En pratique

Moyens et outils pour mettre en place une sous-traitance en toute légalité

Le 19 juin 2014 Imprimer

Pour éviter la requalification en fausse sous-traitance, l’entreprise doit respecter quelques règles :

  • la conclusion d’un contrat de sous-traitance conforme aux critères définis par les tribunaux incluant des clauses essentielles que sont la mission précise, la rémunération globale et forfaitaire l’autonomie du sous-traitant, etc. Voir les exemples de clauses proposés ci-après.
  • la vérification de la conformité de l’opération de sous-traitance sur le terrain. Elle est essentielle. L’entreprise devra notamment s’assurer que les tenues et les badges des agents mis à disposition sont distincts de ceux du titulaire du marché, que les salariés restent encadrés par leur propre employeur et que leurs tâches comportent une spécificité permettant de justifier le recours à ces agents.

Exemples de clauses type


Article X : Sous-traitance et interdiction de cession

Le présent contrat représente un accord écrit entre le sous-traitant et le client. Il n’est en aucun cas cessible à une autre société dans le but d’assurer une ou la totalité des prestations demandées par le client. Par ailleurs, le sous-traitant s’interdit lui-même de sous-traiter, sans accord écrit préalable du client.
Le sous-traitant ne pourra, en aucune façon céder ses droits et obligations en vertu du présent contrat, sans autorisation écrite du client.
Le sous-traitant s’engage à informer le client par écrit de tout changement de situation (changement d’activité, de gérance, de forme sociale, etc.).
Si toutefois, le sous-traitant devait être cédé à une autre société, personne morale, le contrat liant le sous-traitant au client pourra être dénoncé par lettre recommandé par le client et déclaré rompu sans préavis, ni indemnités.

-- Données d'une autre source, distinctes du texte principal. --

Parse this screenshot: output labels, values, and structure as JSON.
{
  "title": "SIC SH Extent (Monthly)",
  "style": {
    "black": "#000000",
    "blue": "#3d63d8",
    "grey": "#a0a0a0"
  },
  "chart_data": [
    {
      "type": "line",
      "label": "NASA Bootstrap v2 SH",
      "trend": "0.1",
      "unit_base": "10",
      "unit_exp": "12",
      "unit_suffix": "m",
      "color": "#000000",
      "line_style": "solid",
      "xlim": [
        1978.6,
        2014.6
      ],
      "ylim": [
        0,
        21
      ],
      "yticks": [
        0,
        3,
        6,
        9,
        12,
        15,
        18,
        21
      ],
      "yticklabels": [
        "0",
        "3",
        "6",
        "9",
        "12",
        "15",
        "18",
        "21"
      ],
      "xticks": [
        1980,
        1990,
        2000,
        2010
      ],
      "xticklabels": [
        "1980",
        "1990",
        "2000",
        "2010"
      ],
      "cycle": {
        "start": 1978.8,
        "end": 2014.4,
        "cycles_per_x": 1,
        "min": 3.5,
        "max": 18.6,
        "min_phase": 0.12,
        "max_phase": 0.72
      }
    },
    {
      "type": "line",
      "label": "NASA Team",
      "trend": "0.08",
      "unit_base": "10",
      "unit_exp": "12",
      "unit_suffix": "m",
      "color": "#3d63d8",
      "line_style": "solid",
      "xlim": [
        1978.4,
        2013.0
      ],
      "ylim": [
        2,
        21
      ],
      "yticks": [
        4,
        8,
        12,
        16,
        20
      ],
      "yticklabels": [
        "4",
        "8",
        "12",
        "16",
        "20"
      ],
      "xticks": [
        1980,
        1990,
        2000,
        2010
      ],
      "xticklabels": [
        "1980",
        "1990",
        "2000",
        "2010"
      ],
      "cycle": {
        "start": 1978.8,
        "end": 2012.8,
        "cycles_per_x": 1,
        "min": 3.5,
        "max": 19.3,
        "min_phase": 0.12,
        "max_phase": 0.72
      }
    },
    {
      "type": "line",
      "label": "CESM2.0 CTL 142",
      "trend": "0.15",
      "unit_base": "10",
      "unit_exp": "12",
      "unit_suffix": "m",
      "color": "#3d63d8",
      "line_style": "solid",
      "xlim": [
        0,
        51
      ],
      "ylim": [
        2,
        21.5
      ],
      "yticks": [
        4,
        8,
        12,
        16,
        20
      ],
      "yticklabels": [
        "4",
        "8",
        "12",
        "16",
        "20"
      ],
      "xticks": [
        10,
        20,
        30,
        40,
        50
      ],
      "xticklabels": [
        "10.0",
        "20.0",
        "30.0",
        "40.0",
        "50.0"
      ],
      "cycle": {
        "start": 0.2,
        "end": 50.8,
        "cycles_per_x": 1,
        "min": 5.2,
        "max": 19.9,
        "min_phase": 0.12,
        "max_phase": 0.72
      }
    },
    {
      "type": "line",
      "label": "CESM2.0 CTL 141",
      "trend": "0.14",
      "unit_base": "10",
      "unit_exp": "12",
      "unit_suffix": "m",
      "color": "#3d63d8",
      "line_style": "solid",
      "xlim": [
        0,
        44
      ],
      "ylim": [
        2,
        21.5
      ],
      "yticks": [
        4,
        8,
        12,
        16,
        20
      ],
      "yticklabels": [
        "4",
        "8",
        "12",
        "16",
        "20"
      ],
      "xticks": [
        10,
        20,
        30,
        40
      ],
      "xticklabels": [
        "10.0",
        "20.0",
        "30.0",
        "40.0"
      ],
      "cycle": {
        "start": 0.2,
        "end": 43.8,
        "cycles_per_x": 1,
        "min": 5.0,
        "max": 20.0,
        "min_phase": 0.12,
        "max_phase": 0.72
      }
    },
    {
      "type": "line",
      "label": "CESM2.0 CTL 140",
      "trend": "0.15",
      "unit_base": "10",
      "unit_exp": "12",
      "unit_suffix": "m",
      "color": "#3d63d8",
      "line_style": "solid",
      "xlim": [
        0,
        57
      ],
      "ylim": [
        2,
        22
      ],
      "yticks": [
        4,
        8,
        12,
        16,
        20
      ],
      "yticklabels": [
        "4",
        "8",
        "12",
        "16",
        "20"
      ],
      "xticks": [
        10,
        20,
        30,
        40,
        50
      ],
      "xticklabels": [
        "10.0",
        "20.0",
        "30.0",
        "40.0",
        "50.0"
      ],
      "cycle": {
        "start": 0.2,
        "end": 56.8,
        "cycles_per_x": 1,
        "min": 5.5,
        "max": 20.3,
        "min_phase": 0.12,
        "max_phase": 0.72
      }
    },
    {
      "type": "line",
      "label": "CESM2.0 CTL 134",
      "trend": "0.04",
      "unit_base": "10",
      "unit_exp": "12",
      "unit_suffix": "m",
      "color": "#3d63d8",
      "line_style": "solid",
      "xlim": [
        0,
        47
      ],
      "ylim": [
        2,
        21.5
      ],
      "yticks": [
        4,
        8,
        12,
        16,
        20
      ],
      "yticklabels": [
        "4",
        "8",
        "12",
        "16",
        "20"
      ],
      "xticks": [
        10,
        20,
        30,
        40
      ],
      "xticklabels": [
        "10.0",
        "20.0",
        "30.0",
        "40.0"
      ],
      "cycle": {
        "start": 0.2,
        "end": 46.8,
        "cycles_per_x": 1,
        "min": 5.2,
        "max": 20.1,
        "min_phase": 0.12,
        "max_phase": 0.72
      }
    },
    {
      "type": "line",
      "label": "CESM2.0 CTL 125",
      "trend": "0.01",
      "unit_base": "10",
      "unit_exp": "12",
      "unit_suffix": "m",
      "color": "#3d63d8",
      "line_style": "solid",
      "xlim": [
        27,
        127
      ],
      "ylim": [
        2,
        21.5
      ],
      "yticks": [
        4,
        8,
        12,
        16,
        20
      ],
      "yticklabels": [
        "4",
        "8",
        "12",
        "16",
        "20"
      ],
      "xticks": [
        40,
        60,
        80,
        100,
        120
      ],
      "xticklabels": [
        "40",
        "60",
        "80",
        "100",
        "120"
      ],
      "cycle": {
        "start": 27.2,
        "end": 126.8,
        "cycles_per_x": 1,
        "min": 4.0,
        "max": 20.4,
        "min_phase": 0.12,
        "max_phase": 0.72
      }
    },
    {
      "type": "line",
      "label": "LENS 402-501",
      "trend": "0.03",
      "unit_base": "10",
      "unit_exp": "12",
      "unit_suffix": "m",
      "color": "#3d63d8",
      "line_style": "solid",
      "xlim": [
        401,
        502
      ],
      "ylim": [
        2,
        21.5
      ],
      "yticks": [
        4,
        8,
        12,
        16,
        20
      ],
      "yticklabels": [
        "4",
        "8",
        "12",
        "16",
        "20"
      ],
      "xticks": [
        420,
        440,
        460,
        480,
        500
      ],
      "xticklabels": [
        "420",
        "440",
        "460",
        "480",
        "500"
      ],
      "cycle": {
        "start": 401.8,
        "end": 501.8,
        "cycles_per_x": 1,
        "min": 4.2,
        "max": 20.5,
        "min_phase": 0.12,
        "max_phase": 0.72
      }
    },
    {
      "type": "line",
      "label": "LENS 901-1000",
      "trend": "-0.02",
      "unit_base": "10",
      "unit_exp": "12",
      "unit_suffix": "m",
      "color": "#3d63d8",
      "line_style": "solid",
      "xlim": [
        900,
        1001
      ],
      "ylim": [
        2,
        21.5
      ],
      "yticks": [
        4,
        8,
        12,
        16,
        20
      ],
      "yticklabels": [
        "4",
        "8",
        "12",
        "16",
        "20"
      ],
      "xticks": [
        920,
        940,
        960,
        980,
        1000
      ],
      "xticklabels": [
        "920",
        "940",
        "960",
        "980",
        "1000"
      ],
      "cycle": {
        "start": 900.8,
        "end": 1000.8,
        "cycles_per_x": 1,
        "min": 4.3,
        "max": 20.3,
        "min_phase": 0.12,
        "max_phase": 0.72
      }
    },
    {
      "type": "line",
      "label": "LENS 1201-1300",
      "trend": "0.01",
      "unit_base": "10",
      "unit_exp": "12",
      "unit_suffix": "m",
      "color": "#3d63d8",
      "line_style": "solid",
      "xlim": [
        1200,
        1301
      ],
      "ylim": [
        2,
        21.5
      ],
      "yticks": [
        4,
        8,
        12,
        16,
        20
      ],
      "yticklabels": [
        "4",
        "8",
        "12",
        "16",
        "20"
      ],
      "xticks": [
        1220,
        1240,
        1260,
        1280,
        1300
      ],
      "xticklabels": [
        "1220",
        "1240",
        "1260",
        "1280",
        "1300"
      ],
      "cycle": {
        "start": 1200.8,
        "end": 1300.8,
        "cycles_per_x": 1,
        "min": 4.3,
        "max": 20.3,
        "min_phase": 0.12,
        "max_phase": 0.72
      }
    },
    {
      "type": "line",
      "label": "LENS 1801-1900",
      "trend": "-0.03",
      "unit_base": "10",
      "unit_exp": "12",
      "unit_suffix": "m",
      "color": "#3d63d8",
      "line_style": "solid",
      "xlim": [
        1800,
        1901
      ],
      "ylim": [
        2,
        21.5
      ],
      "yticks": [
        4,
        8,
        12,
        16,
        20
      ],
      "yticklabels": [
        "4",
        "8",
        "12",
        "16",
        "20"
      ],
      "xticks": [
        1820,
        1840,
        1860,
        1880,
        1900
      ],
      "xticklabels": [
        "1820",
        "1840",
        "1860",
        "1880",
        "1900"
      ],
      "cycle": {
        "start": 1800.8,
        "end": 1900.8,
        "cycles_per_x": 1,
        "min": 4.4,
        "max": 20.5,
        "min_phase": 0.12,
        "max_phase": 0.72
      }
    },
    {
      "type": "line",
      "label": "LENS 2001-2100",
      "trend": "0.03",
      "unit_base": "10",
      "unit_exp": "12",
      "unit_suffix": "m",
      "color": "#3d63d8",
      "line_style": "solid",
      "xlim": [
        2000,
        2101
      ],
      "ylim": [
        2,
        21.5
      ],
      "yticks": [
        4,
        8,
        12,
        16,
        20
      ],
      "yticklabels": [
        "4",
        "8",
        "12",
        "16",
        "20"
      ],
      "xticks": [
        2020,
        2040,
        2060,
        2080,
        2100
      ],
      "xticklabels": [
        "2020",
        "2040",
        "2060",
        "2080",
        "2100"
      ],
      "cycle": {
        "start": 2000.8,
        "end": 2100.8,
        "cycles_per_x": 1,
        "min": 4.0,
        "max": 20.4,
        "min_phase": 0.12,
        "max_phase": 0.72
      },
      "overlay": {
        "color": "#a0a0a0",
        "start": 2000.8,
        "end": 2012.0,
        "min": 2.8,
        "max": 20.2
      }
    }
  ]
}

Article X : Montant des prestations

Le prix de la prestation du sous-traitant définie à l’article … du présent contrat est fixé à un montant global et forfaitaire de … € H.T. soit … € TTC pour la durée de la mission visée à l’article … du présent contrat.
En cas de rupture du contrat de sous-traitance avant le délai présumé de la fin de la mission, le prix ci-dessus visé sera calculé prorata temporis.

Article X : Moyens matériels

L’ensemble du matériel nécessaire à l’exécution de la mission (uniforme, badge, chien, etc.) doit être obligatoirement fournis par le sous-traitant, sauf disposition expresse contraire justifiée par la spécificité du matériel sollicité par la mission.


Les étapes à suivre avant la conclusion d’un contrat de sous-traitance


Documents à solliciter éventuellement en cas « d’indices de délit de travail dissimulé » et appréciation par l’administration de la liste des documents
Selon la jurisprudence (et cela même dans le cas où l’entreprise principale se serait fait remettre l’intégralité des documents listés ci-dessus), en cas d’indices de « travail dissimulé » (ex. : prix anormalement bas par rapport au coût de la production, réalisation de prestations trop importantes eu égard au nombre de salariés déclarés, etc.), l’entreprise devra solliciter auprès de son sous-traitant tout document permettant de s’assurer que ce dernier respecte ses obligations sociales et fiscales dont notamment :

  • déclarations uniques d’embauches ;
  • déclarations devant être faites aux organismes de protection sociale ou à l’administration fiscale ;
  • liasses fiscales, etc.

Ces vérifications de documents doivent être effectuées tout au long de l’exécution du contrat de sous-traitance.

Documents à solliciter en vertu de la loi du 12 juillet 1983 n°83-629 réglementant les activités privées de sécurité
Aux termes de la loi du 12 juillet 1983 n°83-629 réglementant les activités privées de sécurité, l’entreprise principale doit solliciter auprès du sous-traitant les différents agréments, autorisations et cartes professionnelles des entreprises, dirigeants et salariés concernés.

Liste des documents tirés des articles L 8221-3, L 8221-5 et D 8222-5 du Code du travail (obligation pour un contrat d’au moins 3 000 €)
Ces documents sont à solliciter par l’entreprise principale auprès du sous-traitant dans le cadre d’une opération de sous-traitance lors de la conclusion du contrat de sous-traitance et tous les six mois jusqu’à la fin de son exécution, tels que précisés dans le tableau ci-dessous.

Liste des documents art L8221-3_L8221-5 et D8222-5 Code Travail

Précision utiles

Attention : des documents complémentaires doivent être sollicités lorsque le cocontractant est établi à l’étranger.

  • Les entreprises sous-traitantes en cours d’immatriculation doivent obligatoirement transmettre l’attestation « URSSAF » et l’attestation sur l’honneur concernant les obligations fiscales.
  • A notre avis, tous les documents à solliciter doivent dater de moins de six mois notamment l’extrait K-bis bien que le législateur ne l’ait pas mentionné.